In quarto luogo, cosa ancor più significativa, dopo aver unito insieme la celebrazione della preghiera vespertina per i defunti con la risurrezione dei corpi, comprendemmo che essa aveva una grande affinità con la veglia pasquale. Sia la veglia pasquale sia quella dei defunti simboleggiano e ripercorrono infatti il viaggio attraverso la notte oscura incontro all’aurora eterna. Ambedue le veglie celebrano il cuore del mistero pasquale mediante il quale noi moriamo con Cristo e siamo sepolti nelle acque del battesimo per risorgere nuovamente con lui a vita nuova. La comunità pasquale proclama la sua fede, vegliando in attesa del ritorno del Signore.

Alla nostra celebrazione della preghiera vespertina per i defunti seguiva la visita (saluto alla famiglia e visita alla salma secondo i costumi locali) e terminava con una semplice preghiera della notte, cantata; in questo modo aiutavamo la famiglia a reimparare a pregare prima di andare al riposo. Accoglievamo inoltre coloro che desideravano vegliare per tutta la notte accanto alla salma in chiesa, così come in passato diversi gruppi recitavano il rosario. Al mattino cantavamo una breve preghiera prima della messa, e dopo la celebrazione seguiva la sepoltura al cimitero.

Una delle esperienze più intense di preghiera che p. Daniel dice di aver vissuto fu il funerale di un uomo la cui vita era stata tragicamente stroncata nella guerra del Vietnam. In occasione del funerale, scrive, recitammo insieme la preghiera della sera, la compieta e la preghiera del mattino. La famiglia, divisa per motivi confessionali, spesso acerbi, riuscì a pregare con noi a una sola voce l’antica preghiera della Chiesa: la liturgia delle ore.

Da questa celebrazione dell’ora vespertina per i defunti si svilupparono poi in parrocchia altre forme di preghiera. Essa fu, per esempio, applicata alla celebrazione domenicale collegando tra di loro la messa del mattino con la preghiera della sera. Questo significò cominciare la giornata con la proclamazione del Vangelo alla messa e terminarla con la preghiera vespertina.

Mentre alla messa del mattino ero io a tenere l’omelia, alla preghiera della sera chiedevo ai presenti di mettere in comune le loro riflessioni, con brevi interventi di cinque/dieci minuti. Tutta la giornata domenicale era così compresa entro questi due grandi momenti: la messa mattutina e la preghiera vespertina, collegate tra loro dalla riflessione sulla parola di Dio.

 

UN VIAGGIO

PIENO DI SORPRESE

 

Allargando ulteriormente il raggio di azione, abbiamo cominciato a invitare alla preghiera della sera anche coloro che si preparavano a essere accolti nella Chiesa a Pasqua; essa era infatti molto adatta al periodo del catecumenato per l’attenzione che veniva attribuita al Vangelo.
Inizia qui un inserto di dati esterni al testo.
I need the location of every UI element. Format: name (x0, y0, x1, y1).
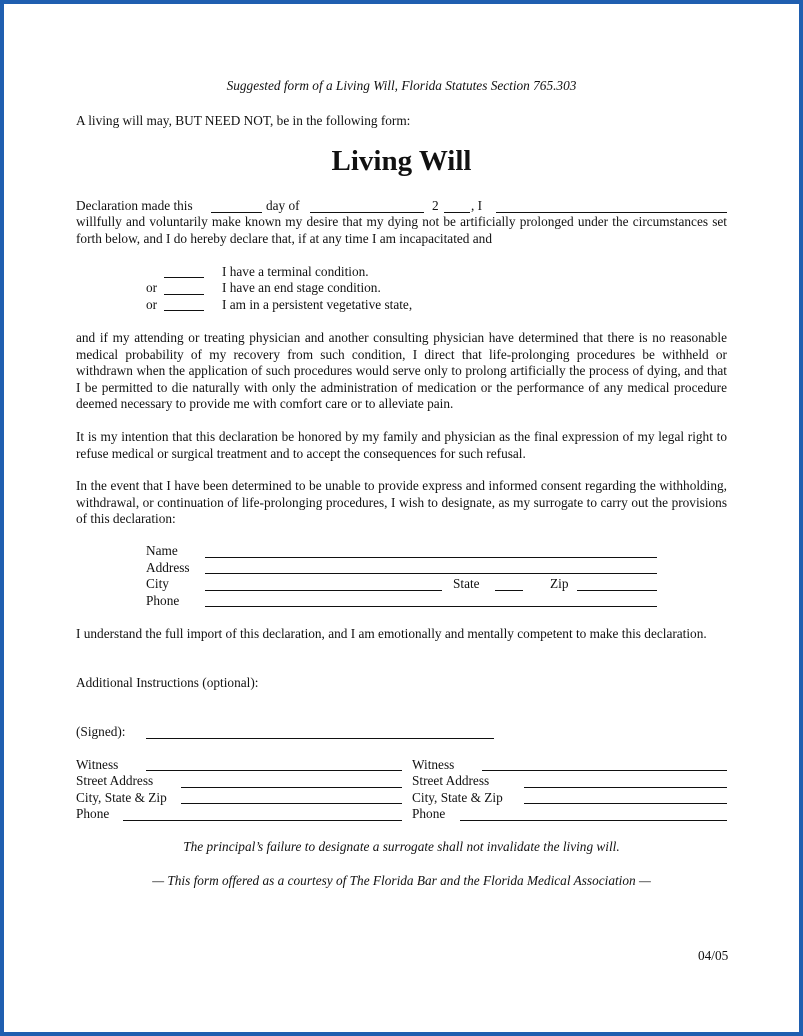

In questo modo non solo viene data importanza alla formazione secondo cicli dell’anno liturgico, ma assume un importante rilievo anche la riflessione sul Vangelo e la condivisione della fede all’interno della comunità parrocchiale. Si tratta di un insieme di benefici che mancano nella formazione dei catecumeni e di coloro che non sono ancora stati ammessi alla mensa del Signore, quando la comunità fa affidamento solo sulla celebrazione dell’eucaristia quale espressione della sua preghiera quotidiana.

Quando abbiamo iniziato il nostro viaggio di preghiera, conclude p. Daniel, non avevamo idea di quanto la celebrazione della preghiera vespertina risultasse utile in così tante maniere, e quanto avrebbe aiutato le famiglie, divise al loro interno per tante ragioni, a vivere il dolore per la scomparsa di una persona amata e pregare insieme a una sola voce. Ci siamo resi conto del bisogno che abbiamo di trovarci insieme come comunità di fede per proclamare Cristo luce nelle tenebre, le cui promesse, fatte un tempo nel battesimo, preghiamo che si compiano nella morte. Abbiamo compreso i benefici che derivano dall’accogliere la gente in Chiesa invitandola a celebrare la preghiera della sera con noi e a riflettere insieme sul Vangelo. Questo viaggio non sarebbe stato possibile se non avessimo capito la nostra tradizione cattolica e non fossimo stati capaci di adattare la celebrazione della preghiera della sera ai bisogni della nostra gente.

 

1 «Rediscovering Evening Prayer», in The Tablet 5 giugno 2004, p. 16.